ESSA CRÔNICA É SOBRE EU E VOCÊ.
Nuvens carregadas roubam o azul celeste, o tom pesado se arrasta de uma extremidade a outra deixando a impressão de estar anoitecendo em pleno vigor do dia. O silêncio se faz presente, folga do trabalho, recolho-me na insignificância do meu ser. Minha mente fica em profundas divagações, então começo a refletir: Quando estou em dias, "normais", de trabalho e correria, me invadem sensações estranhas e profundas de distanciamento, recolhimento da alma e anulação do ser que se nega ao outro. Por fora, sorrisos, vozes, olhares, apertos de mãos; por dentro, no entanto, existe um quarto escuro com uma criança quieta e assustada. Essa terrível contradição me devora inteiro, machuca, pois estando exatamente de folga, "no silêncio", esse afastamento do núcleo social me expõe para uma multidão de quimeras habitando no calabouço dessa mente. Por isso a necessidade de me trancar, como já mencionei. Nesse quarto escuro sou essa criança acuada, os meus fantasmas estão do lado de fora batendo na porta.
No quase absoluto silêncio de casa, reflito ainda sobre a minha vida, e de outros tantos como eu, que trabalham diretamente com o público, penso nas muitas situações que nos fazem sentir, assim, tão pequenos.
Aliás, você, sim... Você me vê do outro lado do balcão, percebe o cansaço na minha fisionomia. Poucos balconistas para uma multidão de fregueses. Chega a sua vez de ser atendido, eu, com toda a gentileza e cortesia te atendo, te sirvo, escuto atento a cada palavra. Entre uma reclamação e outra da sua parte, desprende-se da minha face um tímido sorriso e um muito obrigado, enquanto você, na maioria das vezes sai sem nem agradecer.
Aliás, você, sim... Você me vê estender a bandeja de trufas diante do vidro do carro, me vê com um sorriso no rosto. Você, de cara amarrada e olhar de fuzilamento, abre vidro pela metade. Eu, com toda a ternura te ofereço deliciosas trufas de vários sabores, o sinal continua fechado. O meu olhar te implorando para comprar apenas uma. A sua negativa me ofende, pois eu bem percebo que estás a mentir. " Não tenho nada agora". Você diz uma mentira com o olhar de uma verdade. A tua consciência, pesada, mostra na tela do pensamento todas as cédulas escondidas em sua carteira, mas você não cede." Deus abençoe moço". Eu respondo educadamente, olhando você bater em retirada na abertura do sinal.
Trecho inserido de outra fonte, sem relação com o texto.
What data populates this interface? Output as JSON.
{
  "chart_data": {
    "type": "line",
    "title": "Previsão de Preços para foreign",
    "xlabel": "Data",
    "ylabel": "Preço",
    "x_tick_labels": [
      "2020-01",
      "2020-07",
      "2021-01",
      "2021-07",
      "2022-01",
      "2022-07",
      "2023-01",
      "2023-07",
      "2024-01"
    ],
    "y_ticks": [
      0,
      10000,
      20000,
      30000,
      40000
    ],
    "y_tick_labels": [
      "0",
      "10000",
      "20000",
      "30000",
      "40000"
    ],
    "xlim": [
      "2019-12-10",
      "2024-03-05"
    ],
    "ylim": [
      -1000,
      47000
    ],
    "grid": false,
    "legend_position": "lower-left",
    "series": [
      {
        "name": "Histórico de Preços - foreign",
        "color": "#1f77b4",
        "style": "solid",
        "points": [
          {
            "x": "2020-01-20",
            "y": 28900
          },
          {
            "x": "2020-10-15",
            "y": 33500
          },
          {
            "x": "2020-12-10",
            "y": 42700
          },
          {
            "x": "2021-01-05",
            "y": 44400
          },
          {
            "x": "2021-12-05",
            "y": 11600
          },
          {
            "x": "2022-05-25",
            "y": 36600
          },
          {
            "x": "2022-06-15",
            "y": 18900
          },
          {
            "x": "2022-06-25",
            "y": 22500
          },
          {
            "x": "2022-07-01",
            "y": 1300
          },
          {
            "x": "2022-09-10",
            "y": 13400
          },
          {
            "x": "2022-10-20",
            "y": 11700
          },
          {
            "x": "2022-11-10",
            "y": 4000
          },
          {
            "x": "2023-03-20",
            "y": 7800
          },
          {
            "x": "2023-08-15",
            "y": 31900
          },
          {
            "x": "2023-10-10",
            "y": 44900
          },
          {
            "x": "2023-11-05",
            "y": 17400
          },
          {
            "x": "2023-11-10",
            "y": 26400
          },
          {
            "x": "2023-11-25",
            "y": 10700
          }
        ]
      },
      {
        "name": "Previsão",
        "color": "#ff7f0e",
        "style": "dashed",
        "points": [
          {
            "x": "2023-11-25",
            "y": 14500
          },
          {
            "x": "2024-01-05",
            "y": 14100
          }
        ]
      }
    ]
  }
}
O contrário também acontece.
Você me vê do outro lado do balcão, sim, eu mesmo, lembra-se de todas as vezes que eu te atendi, das suas implicâncias. A minha fisionomia muda, o sorriso vai embora. Você se aproxima de mim, tentando ser educado, não quer repetir o que fez da última vez. O seu bom dia não é correspondido por mim, nenhuma expectativa é correspondida, aliás. Então você retorna chateado, com raiva, convencido de que o contrário seria melhor, promete para si mesmo que fará diferente da próxima vez, que dará o devido troco. Eu, ao vê-lo partir tão furioso, arrependo-me do trato áspero, prometo a mim mesmo que da próxima vez serei mais educado.
Você me vê dentro do carro, sim, eu mesmo, lembro-me da última vez que você me ofereceu trufas e das minhas palavras mentirosas, da minha falta de educação, da minha negativa no olhar de mentira, da demora em abrir o vidro desconfiando. Então decidi comprar trufas, mas você finge que não me viu, mesmo ao sinal de meu aceno, você passa direto, atende o carro atrás, fingindo não me escutar. Eu prometo entre palavrões que da próxima vez serei ainda mais bruto quanto é possível ser, saindo cantando pneu ao abrir o sinal. Você, já na calçada, observando minha presa, a raiva, fica arrependido por não ter me atendido, você promete a si mesmo que da próxima vez será mais educado, e como pedido de desculpas, pensa até em me dar uma trufa a mais.
E o dia segue o curso, entre céu cinza pesado e resquícios de azul desbotado. No quase absoluto silêncio de casa reflito: Essa crônica é sobre eu e você, no quanto poderíamos ser melhores quando somos piores.
É sempre assim, quando nós iremos aprender?